Publie le dimanche 5 septembre 2004 par Open-Publishing

de Philippe Bernard et Piotr Smolar

Après l’incendie du centre social juif de la rue Popincourt, à Paris, par un déséquilibré et l’affabulation de Marie Leblanc dans le RER, les politiques et les médias sont partagés. Faut-il privilégier la prudence et risquer de minorer les agressions contre les juifs ou prendre le risque de se tromper ?

"On m’appelle dimanche matin à 7 heures pour m’alerter qu’un centre social juif a brûlé. Je vais sur place, je constate que c’est un acte criminel, je vois des graffitis antisémites. Imaginez que je n’ai rien dit !" Ainsi se présente, raconté par Bertrand Delanoë, le dernier dilemme du responsable politique face à la multiplication des actes d’hostilité envers les juifs. Comme le maire de Paris, Jean-Pierre Raffarin s’est précipité, dimanche 22 août, rue Popincourt, dans le 11e arrondissement, pour témoigner de son émotion. Tous deux se sont fait piéger. Raphaël Benmoha, 52 ans, un membre de la communauté fréquentant le centre social, a été mis en examen pour "destruction d’un bien par incendie" et écroué, mercredi 1er septembre. Il aurait voulu se venger de la décision du centre de mettre fin à la gratuité du studio mis à sa disposition.

Après la fausse agression antisémite dans le RER inventée par Marie Leblanc en juillet qui avait entraîné une réaction immédiate du chef de l’Etat, l’affaire de la rue Popincourt a encore alourdi le climat. Alors que les statistiques indiquent une nette augmentation des actes antisémites, ces deux contre-exemples, très largement commentés par les politiques et les médias, alimentent la crainte d’une suspicion généralisée sur la réalité du phénomène et la nécessité de l’endiguer.
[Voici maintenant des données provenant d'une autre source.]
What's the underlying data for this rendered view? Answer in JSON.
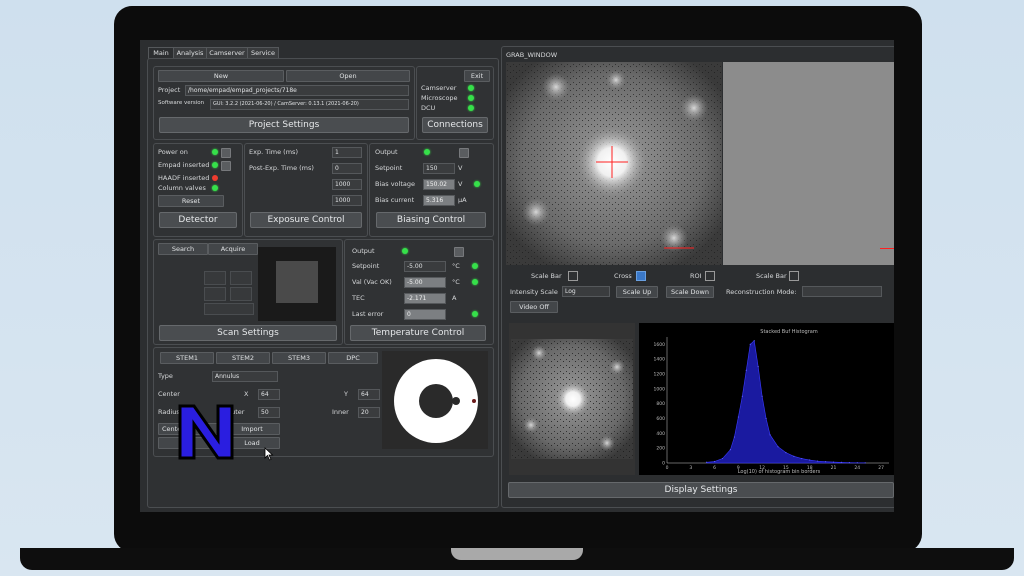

"Ce genre d’affaires a un effet dévastateur, constate Ariel Goldman, porte-parole du service de protection de la communauté juive mis en place par le Conseil représentatif des institutions juives de France (CRIF). Après le coup de semonce de l’affaire Marie L., celle de la rue Popincourt me paraît encore plus grave à cause de la personnalité de l’auteur présumé et parce qu’il aurait pu y avoir des morts." Pourtant, ajoute M. Goldman, " quelques faux actes ne doivent pas masquer la multitude des vrais. J’aimerais que la police soit aussi rapide pour les seconds que pour les premiers."

ACCUSATION D’INDIFFÉRENCE

"Ces événements vont faire des dégâts considérables, appuie Henri Hajdenberg, ancien président du CRIF. Déjà répandue, l’idée selon laquelle on en fait trop quand il s’agit des juifs risque d’être confortée." Malek Boutih, secrétaire national du PS aux questions de société, remarque que, "malheureusement, c’est la fausse affaire qui marque les esprits, et non les 400 autres, véritables, qui sont derrière. Ce qui est consternant dans le caractère factice de ces affaires, c’est qu’il alimente l’idée d’un complot de l’information".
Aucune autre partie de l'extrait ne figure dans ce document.